The carbon credits used to offset life-cycle CO2e emissions generated from the cargo delivered today, come from Shell’s global portfolio of emission reduction projects, that protect and enhance forests in China and other parts of the world.
Nature-based projects protect, transform or restore land and enable nature to add oxygen and absorb more CO2 emissions from the atmosphere. Each carbon credit is subject to a third-party verification process and represents the avoidance or removal of 1 tonne of CO2.
PCI is a wholly-owned subsidiary of PetroChina Company Limited (PetroChina) which is the largest oil and gas producer and distributor in China and with this deal, PetroChina will be able to provide carbon-neutral gas to Chinese businesses and households in line with China’s 2060 carbon-neutrality aspirations.
“In pursuit of the carbon neutrality goal, PetroChina is committed to a green and low-carbon development strategy. We are pleased to partner with Shell, through this cooperation in carbon-neutral LNG, in realising the long-term objective of net zero emission for the energy industry,” PCI Executive Chairman Tian Jinghui, stated, commenting on the agreement.
“Since delivering the world’s first carbon-neutral LNG cargoes in 2019, we have collaborated with producers and buyers across the globe for 13 other carbon-neutral LNG cargoes. This first term deal is an important step in scaling up the market for carbon-neutral LNG and we are very grateful to our valued partner PetroChina for their collaboration in enabling this industry milestone,” Shell Energy Executive Vice President Steve Hill said.
To decarbonize LNG, all levers will need to be pulled. Avoiding emissions where possible, reducing emissions where they cannot be avoided, and offsetting emissions when they cannot be avoided or reduced. As more ways to avoid and reduce emissions develop at scale, the industry needs to work together to use high-quality carbon credits to compensate for greenhouse gas (GHG) emissions along the LNG value chain that are otherwise hard-to-abate.

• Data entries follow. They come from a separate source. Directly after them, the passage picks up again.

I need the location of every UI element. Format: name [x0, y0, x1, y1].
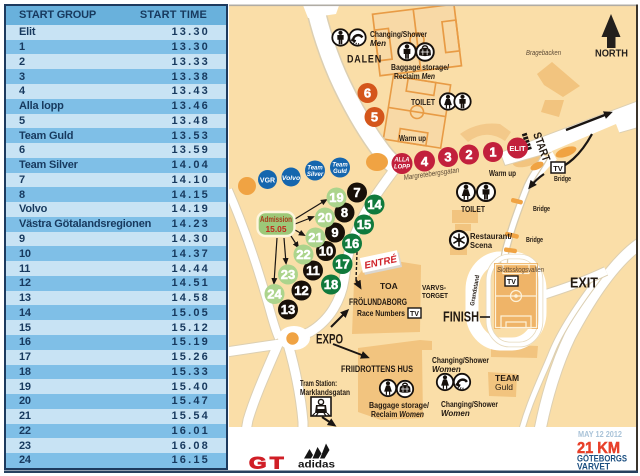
svg-text:DALEN: DALEN [347, 54, 382, 66]
svg-text:22: 22 [296, 247, 310, 262]
svg-text:Warm up: Warm up [399, 133, 426, 143]
svg-text:9: 9 [331, 225, 338, 240]
svg-text:Guld: Guld [495, 382, 513, 392]
svg-text:TORGET: TORGET [422, 291, 448, 300]
svg-text:Bragebacken: Bragebacken [526, 48, 561, 57]
svg-text:TOA: TOA [380, 281, 398, 291]
svg-text:FRIIDROTTENS HUS: FRIIDROTTENS HUS [341, 364, 413, 374]
svg-text:Guld: Guld [333, 169, 347, 175]
svg-text:Team: Team [332, 163, 348, 169]
svg-text:Reclaim Women: Reclaim Women [371, 410, 424, 419]
svg-text:VGR: VGR [260, 178, 275, 185]
svg-text:Men: Men [370, 39, 386, 48]
svg-text:Team: Team [307, 166, 323, 172]
svg-text:Baggage storage/: Baggage storage/ [369, 401, 430, 410]
svg-text:adidas: adidas [298, 460, 336, 471]
svg-text:Tram Station:: Tram Station: [300, 379, 337, 388]
svg-text:Silver: Silver [307, 172, 324, 178]
svg-text:EXPO: EXPO [316, 331, 343, 347]
svg-text:20: 20 [318, 210, 332, 225]
svg-text:Changing/Shower: Changing/Shower [432, 356, 489, 365]
svg-text:23: 23 [281, 267, 295, 282]
svg-text:VARVET: VARVET [577, 462, 611, 472]
svg-text:Changing/Shower: Changing/Shower [370, 30, 427, 39]
svg-text:FINISH: FINISH [443, 310, 479, 326]
svg-text:15: 15 [357, 217, 371, 232]
svg-text:Changing/Shower: Changing/Shower [441, 400, 498, 409]
svg-text:1: 1 [489, 145, 496, 160]
svg-text:TOILET: TOILET [461, 205, 485, 214]
svg-text:EXIT: EXIT [570, 276, 598, 292]
svg-text:GT: GT [249, 455, 287, 473]
svg-text:15.05: 15.05 [266, 224, 287, 234]
svg-text:6: 6 [364, 86, 371, 101]
svg-text:Women: Women [432, 365, 461, 374]
svg-text:TV: TV [410, 311, 419, 318]
svg-text:14: 14 [367, 197, 382, 212]
svg-text:TOILET: TOILET [411, 98, 435, 107]
svg-text:ELIT: ELIT [509, 144, 526, 153]
svg-text:Reclaim Men: Reclaim Men [394, 72, 435, 81]
svg-text:Admission: Admission [260, 215, 292, 224]
svg-text:FRÖLUNDABORG: FRÖLUNDABORG [349, 297, 407, 307]
svg-text:Restaurant/: Restaurant/ [470, 232, 513, 241]
svg-text:TV: TV [507, 279, 516, 286]
svg-text:MAY 12 2012: MAY 12 2012 [578, 429, 622, 439]
svg-text:12: 12 [294, 283, 308, 298]
svg-text:Women: Women [441, 409, 470, 418]
svg-text:Warm up: Warm up [489, 168, 516, 178]
svg-text:LOPP: LOPP [394, 164, 411, 171]
svg-text:5: 5 [371, 110, 378, 125]
svg-text:Baggage storage/: Baggage storage/ [391, 63, 450, 72]
svg-text:21: 21 [308, 230, 322, 245]
svg-text:3: 3 [444, 150, 451, 165]
svg-text:ALLA: ALLA [394, 157, 410, 164]
svg-text:NORTH: NORTH [595, 48, 628, 60]
svg-text:19: 19 [329, 190, 343, 205]
svg-text:Scena: Scena [470, 241, 493, 250]
svg-text:Bridge: Bridge [533, 206, 550, 213]
svg-text:7: 7 [353, 185, 360, 200]
svg-text:Race Numbers: Race Numbers [357, 308, 405, 318]
svg-text:Marklandsgatan: Marklandsgatan [300, 388, 350, 397]
svg-text:Slottsskogsvallen: Slottsskogsvallen [497, 267, 544, 274]
svg-text:24: 24 [267, 287, 282, 302]
svg-text:17: 17 [335, 257, 349, 272]
svg-text:8: 8 [341, 205, 348, 220]
svg-text:11: 11 [306, 263, 320, 278]
svg-text:Bridge: Bridge [526, 237, 543, 244]
svg-text:16: 16 [345, 236, 359, 251]
svg-text:13: 13 [281, 302, 295, 317]
svg-text:Volvo: Volvo [282, 175, 300, 182]
svg-text:2: 2 [465, 147, 472, 162]
svg-text:4: 4 [421, 154, 429, 169]
svg-text:18: 18 [324, 277, 338, 292]
svg-text:TV: TV [553, 164, 563, 173]
svg-text:Bridge: Bridge [554, 176, 571, 183]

Economic growth and supportive coal-to-gas switching policies have led China to become the world’s second-largest LNG importer. In 2020 Chinese LNG imports reached 67 million tonnes and are expected to nearly double by 2040.
Royal Dutch Shell is engaged in the production and processing of hydrocarbons in more than 70 countries. PetroChina is a subsidiary of China National Petroleum Corporation (CNPC) and is listed on the New York, Hong Kong, and Shanghai Stock Exchanges.